In the first few months, the KIMoDIs project focused on the design of an intelligent data management system and the collection and processing of available data from the pilot regions. This process is of crucial importance, as a comprehensive and high-quality data basis is a prerequisite for the development of data-driven machine learning (ML) models.
Together with all project partners, the required data and its sources were first identified. This essentially includes groundwater levels and electrical conductivity as a proxy for groundwater salinization, but also abstraction rates, water rights, water levels and atmospheric model variables as well as remote sensing data. The aim is to bring all this data together in an intelligent data management system.

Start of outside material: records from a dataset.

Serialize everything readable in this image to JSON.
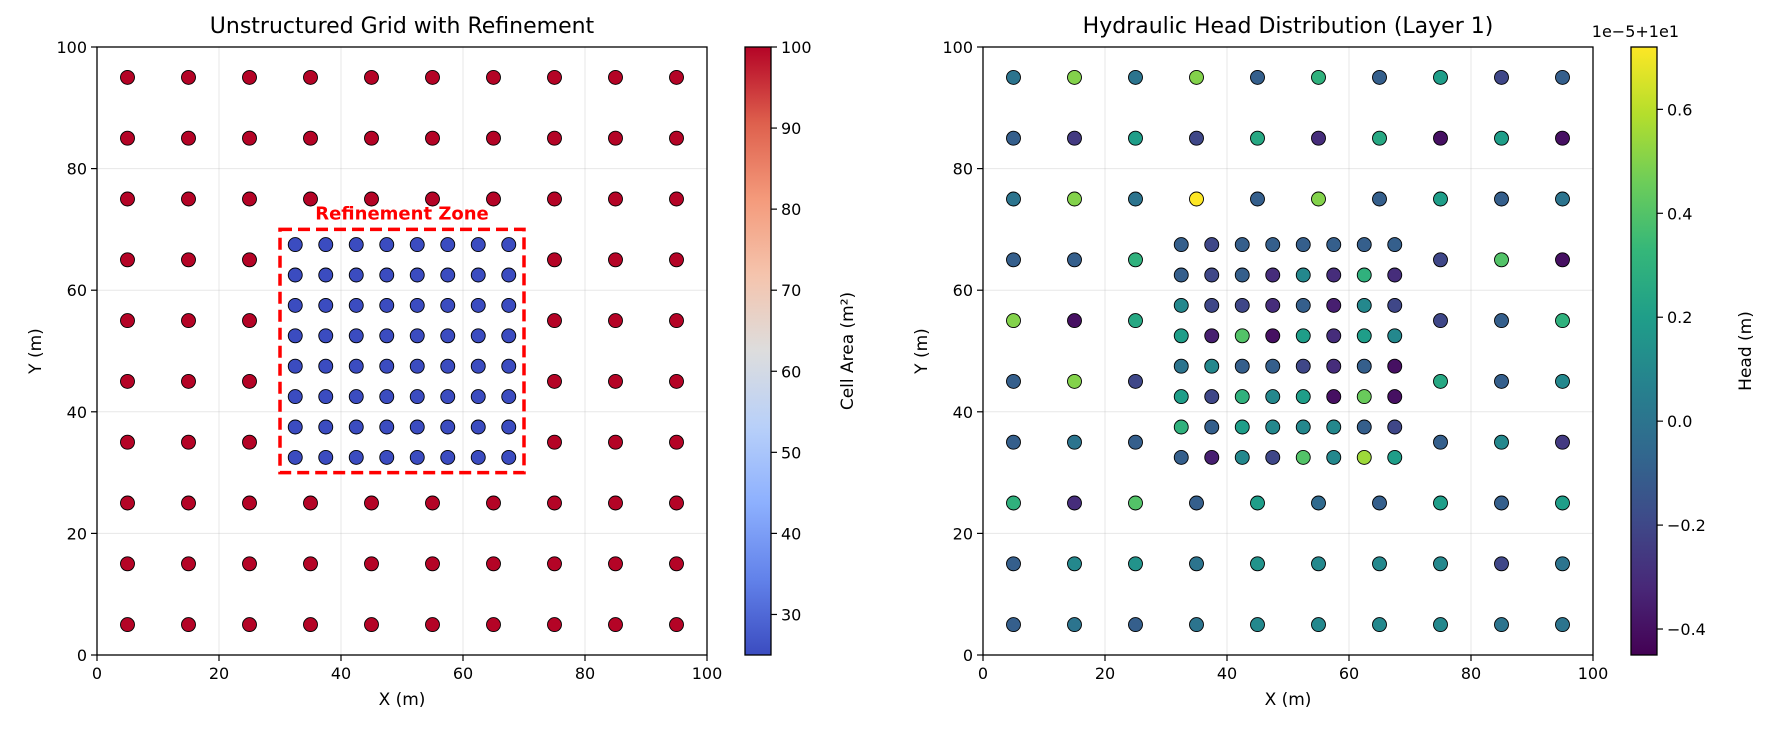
{
  "chart_data": [
    {
      "type": "scatter",
      "title": "Unstructured Grid with Refinement",
      "xlabel": "X (m)",
      "ylabel": "Y (m)",
      "xlim": [
        0,
        100
      ],
      "ylim": [
        0,
        100
      ],
      "xticks": [
        "0",
        "20",
        "40",
        "60",
        "80",
        "100"
      ],
      "yticks": [
        "0",
        "20",
        "40",
        "60",
        "80",
        "100"
      ],
      "grid": true,
      "coarse_cells": {
        "spacing": 10,
        "start": 5,
        "count": 10,
        "area": 100
      },
      "refined_cells": {
        "spacing": 5,
        "start": 32.5,
        "count": 8,
        "area": 25
      },
      "refinement_zone": {
        "x": [
          30,
          70
        ],
        "y": [
          30,
          70
        ],
        "color": "#ff0000"
      },
      "annotation": "Refinement Zone",
      "annotation_color": "#ff0000",
      "colorbar": {
        "label": "Cell Area (m²)",
        "colormap": "coolwarm",
        "range": [
          25,
          100
        ],
        "ticks": [
          "30",
          "40",
          "50",
          "60",
          "70",
          "80",
          "90",
          "100"
        ]
      }
    },
    {
      "type": "scatter",
      "title": "Hydraulic Head Distribution (Layer 1)",
      "xlabel": "X (m)",
      "ylabel": "Y (m)",
      "xlim": [
        0,
        100
      ],
      "ylim": [
        0,
        100
      ],
      "xticks": [
        "0",
        "20",
        "40",
        "60",
        "80",
        "100"
      ],
      "yticks": [
        "0",
        "20",
        "40",
        "60",
        "80",
        "100"
      ],
      "grid": true,
      "colorbar": {
        "label": "Head (m)",
        "colormap": "viridis",
        "range": [
          -0.45,
          0.72
        ],
        "ticks": [
          "−0.4",
          "−0.2",
          "0.0",
          "0.2",
          "0.4",
          "0.6"
        ],
        "offset_text": "1e−5+1e1"
      },
      "head_units_note": "values below are offset-scaled head (x1e-5 + 10 m)",
      "coarse_grid_values": [
        [
          0.0,
          0.5,
          0.0,
          0.5,
          -0.1,
          0.3,
          -0.1,
          0.2,
          -0.2,
          -0.1
        ],
        [
          -0.1,
          -0.25,
          0.2,
          -0.2,
          0.25,
          -0.3,
          0.25,
          -0.4,
          0.2,
          -0.4
        ],
        [
          0.0,
          0.5,
          0.0,
          0.72,
          -0.1,
          0.5,
          -0.1,
          0.2,
          -0.1,
          0.0
        ],
        [
          -0.1,
          -0.1,
          0.3,
          null,
          null,
          null,
          null,
          -0.2,
          0.4,
          -0.4
        ],
        [
          0.5,
          -0.4,
          0.25,
          null,
          null,
          null,
          null,
          -0.2,
          -0.1,
          0.3
        ],
        [
          -0.1,
          0.5,
          -0.2,
          null,
          null,
          null,
          null,
          0.25,
          -0.1,
          0.1
        ],
        [
          -0.1,
          0.0,
          -0.1,
          null,
          null,
          null,
          null,
          -0.1,
          0.1,
          -0.25
        ],
        [
          0.3,
          -0.3,
          0.4,
          -0.1,
          0.2,
          -0.05,
          -0.1,
          0.2,
          -0.1,
          0.2
        ],
        [
          -0.1,
          0.1,
          0.15,
          0.0,
          0.15,
          0.1,
          0.1,
          0.1,
          -0.2,
          0.0
        ],
        [
          -0.1,
          0.0,
          -0.1,
          0.0,
          0.1,
          0.1,
          0.1,
          0.1,
          0.0,
          0.0
        ]
      ],
      "refined_grid_values": [
        [
          -0.1,
          -0.2,
          -0.1,
          -0.1,
          -0.1,
          -0.1,
          -0.1,
          -0.1
        ],
        [
          -0.1,
          -0.2,
          -0.1,
          -0.3,
          0.1,
          -0.3,
          0.3,
          -0.3
        ],
        [
          0.1,
          -0.2,
          -0.2,
          -0.3,
          -0.1,
          -0.35,
          0.1,
          -0.2
        ],
        [
          0.2,
          -0.35,
          0.4,
          -0.4,
          0.2,
          -0.3,
          0.2,
          0.1
        ],
        [
          0.0,
          0.1,
          -0.1,
          -0.1,
          -0.2,
          -0.3,
          -0.1,
          -0.4
        ],
        [
          0.2,
          -0.2,
          0.3,
          0.1,
          0.2,
          -0.4,
          0.45,
          -0.4
        ],
        [
          0.3,
          -0.1,
          0.2,
          0.1,
          0.1,
          0.1,
          -0.1,
          -0.2
        ],
        [
          -0.1,
          -0.35,
          0.1,
          -0.2,
          0.4,
          0.1,
          0.55,
          0.2
        ]
      ]
    }
  ]
}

The initial focus was on data processing in the federal state of Brandenburg and the island of Langeoog. Geogenic salinization of freshwater aquifers occurs in both pilot regions, but due to different causes. In Brandenburg, salinization results from the rise of highly mineralized deep waters and salt dome leaching, while on the island of Langeoog it is caused by the intrusion of seawater. In the federal state of Brandenburg, almost 29% of the area is affected by geogenic groundwater salinization. For this reason, the responsible state offices (LfU and LBGR) operate two separate saline monitoring networks. The geogenic monitoring network, which is located far from the surface, is equipped with data loggers and records electrical conductivity, temperature and water level (LBGR). The near-surface, water management-oriented monitoring network comprises groundwater quality measuring points that are sampled approximately every six months in order to monitor the quality of the groundwater (LfU). In addition, the groundwater level is recorded at least once a week at around 2000 groundwater measuring points. On the island of Langeoog, there are over 100 groundwater measuring points where the groundwater level and quality are monitored manually. Around 25 of these measuring points are equipped with data loggers that continuously measure electrical conductivity, temperature and water level.
The first step was to compile and process the raw data from the various pilot regions. Data preparation included steps such as the interpolation of small data gaps and aggregation to uniform time intervals. In addition, automated quality controls were carried out to check the plausibility of the data and make corrections where necessary (correction of outliers or jumps). In parallel to these data preparation measures, the design and technical implementation of a database system in PostgreSQL was driven forward. Modern standards such as the SensorThings API, GroundWaterML 2 and Geographic Markup Language (GML) were used. This database will initially be used for data exchange between the individual project partners. In the future, it will form the basis for the decision support system to be developed.
In addition to groundwater monitoring, atmospheric climate data (such as temperature, precipitation, relative humidity) form another key model component. The data-driven ML models learn the complex relationships between groundwater levels and atmospheric parameters. This makes it possible to make short-term (seasonal) and medium-term (1-10 years) forecasts of groundwater levels based on seasonal and decadal climate predictions. Climate projections are used for long-term forecasts up to the year 2100 (Figure 1). The seasonal and decadal climate projections of temperature, precipitation and humidity for the coming months and years have been published as a new data product and are available to everyone on the DWD's ESGF node.
This extensive database can now be used to develop the first ML models that use artificial intelligence to predict groundwater levels and salinization.
Status: 04.09.2023